Since the explosion, over £22,000 has been raised to help rebuild the family home, with local tradesmen volunteering to help.The family had lived on Church Road for five years before the incident. They had moved there when Reuben was one, and it was the only home Elliott had ever known.The re-build is now well underway, with work to clear the site and assess the damage starting just a month after the explosion. Jessica says the family are 'blown away' by the kindness of the community."The support we’ve had has just been incredible, I can't thank everyone enough. Everyone's been so supportive. Friends and family, they’ve just done everything."And then there’s the community, we’ve had so many donations. Clothes, toys for the boys, money - the amount of money that’s been raised has been incredible.

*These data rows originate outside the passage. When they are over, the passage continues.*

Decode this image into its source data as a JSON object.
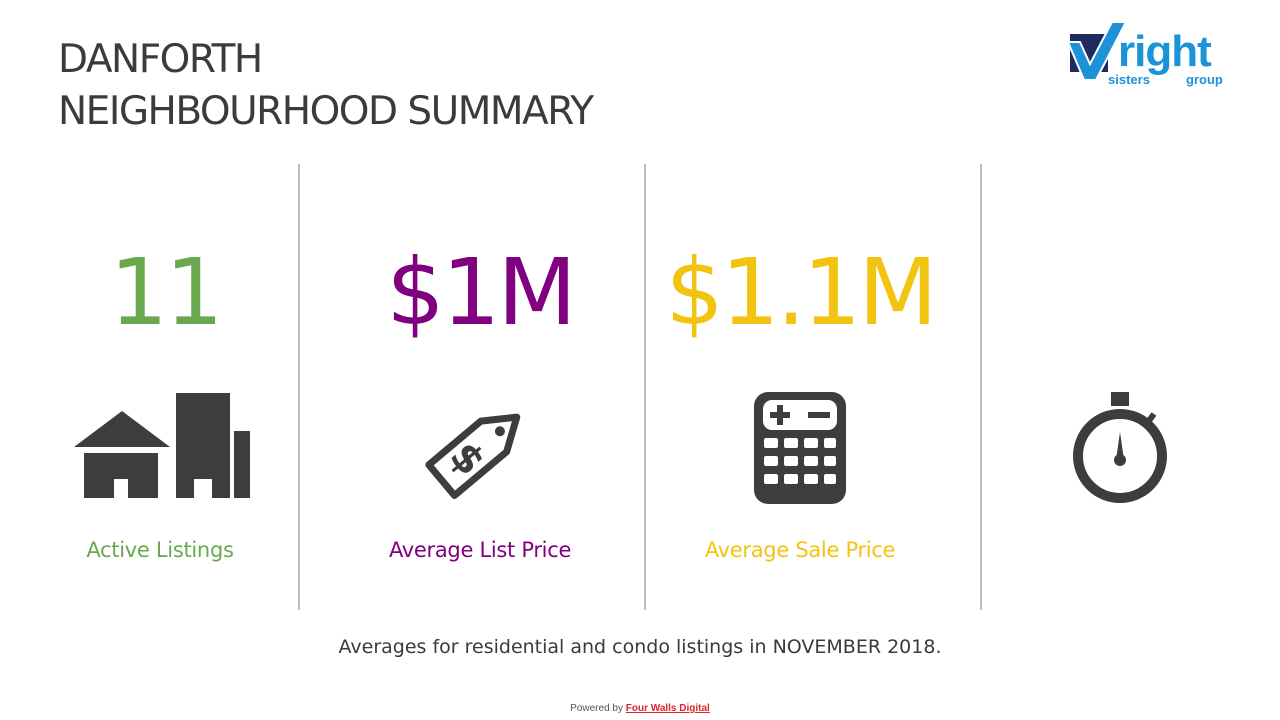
{
  "header": {
    "title_line1": "DANFORTH",
    "title_line2": "NEIGHBOURHOOD SUMMARY"
  },
  "logo": {
    "word": "right",
    "sub_left": "sisters",
    "sub_right": "group",
    "colors": {
      "navy": "#1f2b5e",
      "blue": "#1b93d6"
    }
  },
  "stats": [
    {
      "value": "11",
      "label": "Active Listings",
      "icon": "house-buildings-icon",
      "color": "#6aa84f"
    },
    {
      "value": "$1M",
      "label": "Average List Price",
      "icon": "price-tag-icon",
      "color": "#800080"
    },
    {
      "value": "$1.1M",
      "label": "Average Sale Price",
      "icon": "calculator-icon",
      "color": "#f3c311"
    },
    {
      "value": "",
      "label": "",
      "icon": "stopwatch-icon",
      "color": "#3d3d3d"
    }
  ],
  "footnote": "Averages for residential and condo listings in NOVEMBER 2018.",
  "powered": {
    "prefix": "Powered by",
    "link": "Four Walls Digital"
  },
  "colors": {
    "icon": "#3d3d3d",
    "divider": "#bdbdbd",
    "title": "#3b3b3b",
    "link": "#d9262b"
  }
}
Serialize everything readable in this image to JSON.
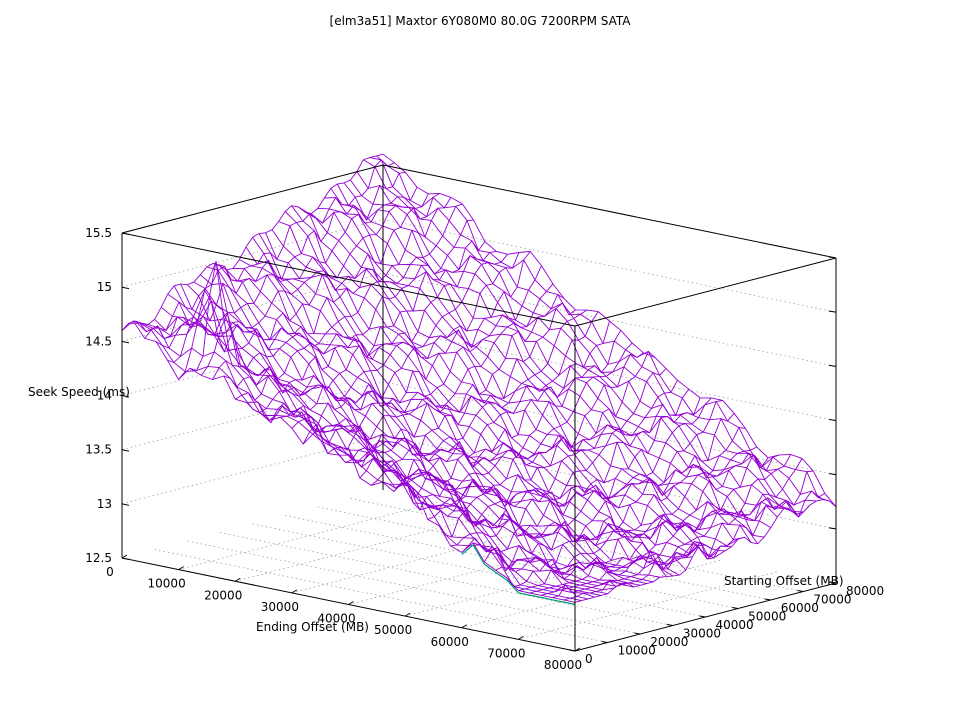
{
  "chart_data": {
    "type": "surface",
    "title": "[elm3a51] Maxtor 6Y080M0 80.0G 7200RPM SATA",
    "xlabel": "Ending Offset (MB)",
    "ylabel": "Starting Offset (MB)",
    "zlabel": "Seek Speed (ms)",
    "x_ticks": [
      "0",
      "10000",
      "20000",
      "30000",
      "40000",
      "50000",
      "60000",
      "70000",
      "80000"
    ],
    "y_ticks": [
      "0",
      "10000",
      "20000",
      "30000",
      "40000",
      "50000",
      "60000",
      "70000",
      "80000"
    ],
    "z_ticks": [
      "12.5",
      "13",
      "13.5",
      "14",
      "14.5",
      "15",
      "15.5"
    ],
    "xlim": [
      0,
      80000
    ],
    "ylim": [
      0,
      80000
    ],
    "zlim": [
      12.5,
      15.5
    ],
    "grid": true,
    "colors": {
      "mesh": "#9400d3",
      "underside": "#009e73",
      "grid": "#a0a0a0",
      "axis": "#000000"
    },
    "surface": {
      "description_note": "",
      "corner_values_ms": {
        "x0_y0": 14.6,
        "x80000_y0": 13.1,
        "x0_y80000": 15.6,
        "x80000_y80000": 13.3
      },
      "minimum_ms": 12.95,
      "spike": {
        "x": 12000,
        "y": 8000,
        "z": 15.3
      }
    }
  }
}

"And obviously with the house being rebuilt as well - I’m just blown away by it all.
"There have been loads of tradesmen and builders and stuff come forward and offer to help with the rebuild and I just can’t believe it - you don't think people would be that kind."We’re just a little family and to think that people really care that much to rebuild our whole house back up, I can’t get over it."Jessica and the family are now living around a mile from their previous home. Despite this, Jessica says it is still too difficult to revisit the scene of the explosion.Looking to the future, while Jessica realises she still has a long road to recovery, she is remaining positive and wants to continue working to get back to herself.